Things came to a head in Spring 2002. At that time, the guidelines stated that if there was a need for a "crash" cesarean, the baby had to be delivered within 30 minutes. The woman in question had been properly consented for a VBAC, her uterus ruptured, the baby died, and she sued. The physician felt he had done nothing wrong according to the standard of care, as the baby was delivered in 27 minutes and the woman had known the possible risks and agreed to assume them. Therefore, the physician was unwilling to settle the suit out of court and went to trial.
Despite all this, the jury found for the woman, and awarded her $98 million. The judge upheld the verdict. Want to guess how long it would take me and all my friends to pay *$98 million* in malpractice insurance? ACOG promptly changed its guidelines to read that in the case of VBAC, the cesarean had to be performed "immediately" which has been interpreted to mean within five minutes.
This means that many hospitals without 24-hour anesthesia cannot do VBACs unless the woman has an epidural, so that the anesthesiologist has to stay in-house (and will be paid to do so). Hospitals that do not have an OB in-house 24/7 are requiring that the OB stay in the hospital while the VBAC labors and they can't be doing other surgery. Smaller rural hospitals have stopped doing VBACs altogether. At our hospital, they have made a slight exception for OBs whose offices are next to the hospital, and said they can be in their office while the woman labors. But at night/weekends, the OB has to come in and stay at the hospital. So in our town, if you can get a VBAC at all, you are likely to be induced during office hours and be required to have an epidural. Good luck with the VBAC in that case! In this state, midwives who were doing VBACs at home (it was never allowed in birth centers by state law) lost their malpractice insurance for home VBACs.
So now, as a midwife, I am in the weird position of not being able to care for women who desire a VBAC (the OB doesn't want to sit at the hospital while I collect the fee for delivery--rightly so), but I can care for women who desire a repeat cesarean, at which I will assist.
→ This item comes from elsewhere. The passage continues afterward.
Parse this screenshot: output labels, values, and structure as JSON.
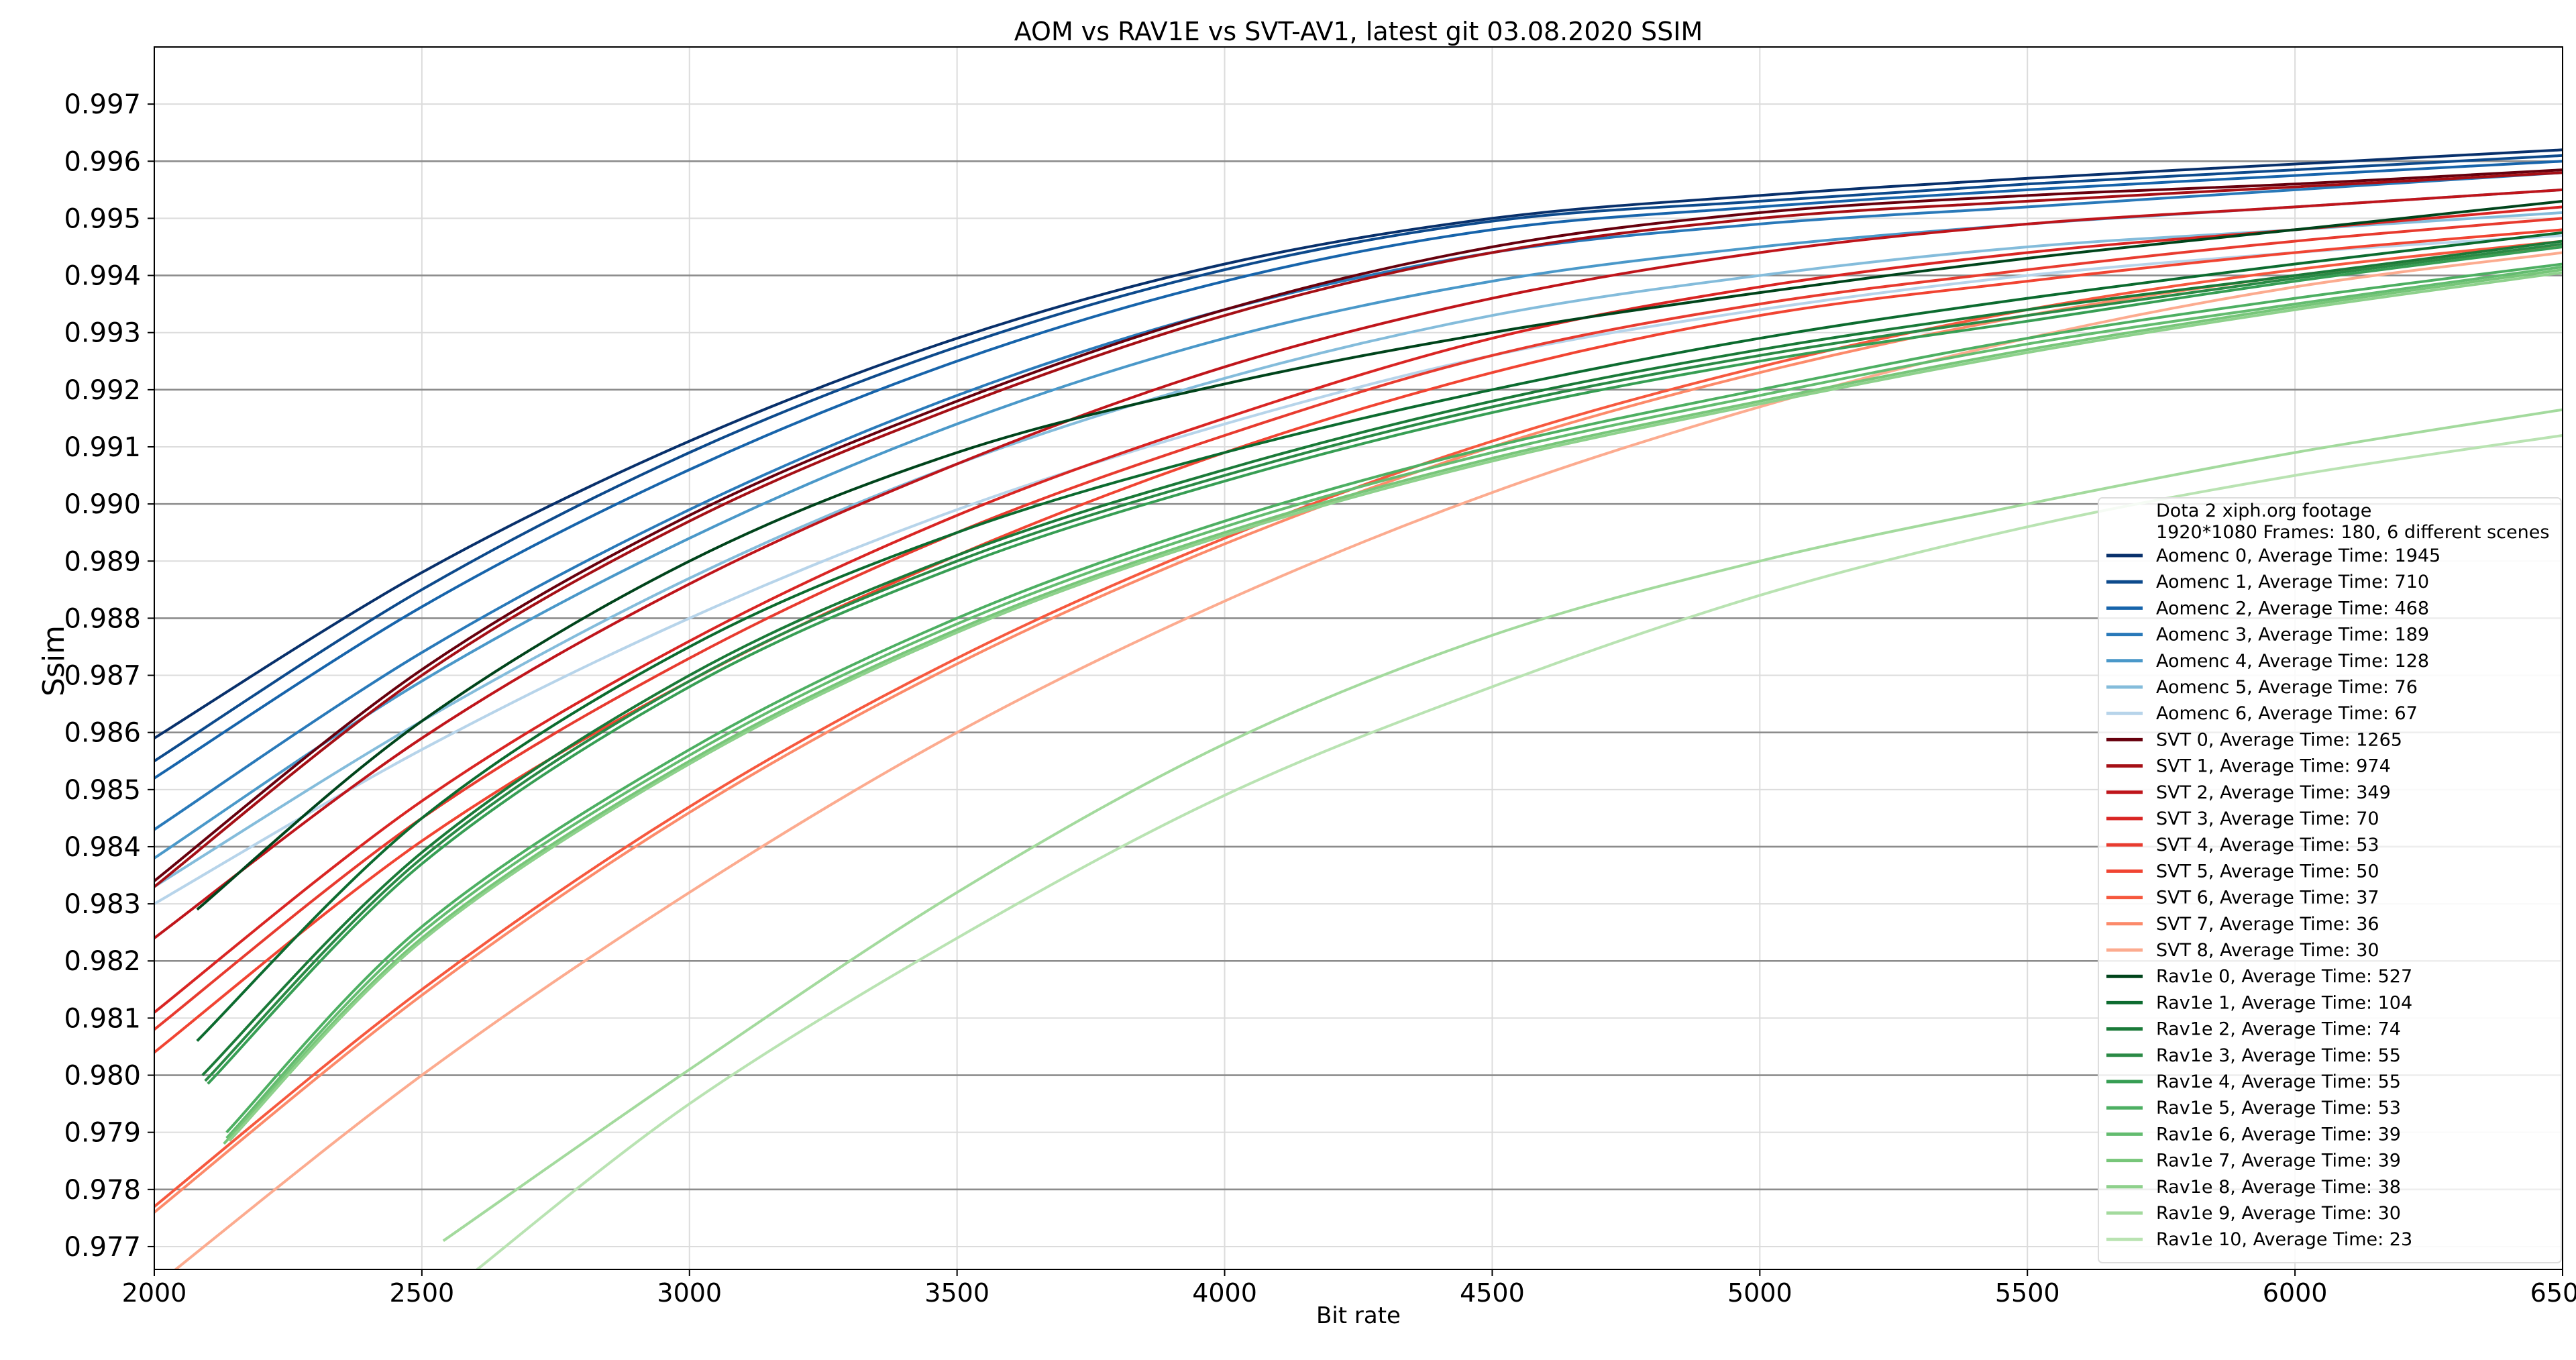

Go figger!
I foresee that this situation will not change until the consumers have a major fit about it. I have clients whose first birth was a cesarean and who have had VBACs with me ever since who are very upset. I can be their (unpaid) doula, but that's it for now. In my view, it's the public (in the form of clients, juries and judges) that have created this problem and the public that will have to solve it. Until we are willing to take responsibility for our decisions--no matter the outcome--and get over the idea that we are entitled to a perfect outcome or somebody must pay, what you see is what you get. Until the family and friends and pastors and lawyers of the woman who has lost a baby during a VBAC tell her not to sue, or the juries refuse to award her money for a decision she made ahead of time, we are stuck with the current situation.
Since you asked. This is only my personal view of recent history, but I hope it helps you to put into context what your midwife might tell you. Good luck with your own VBAC.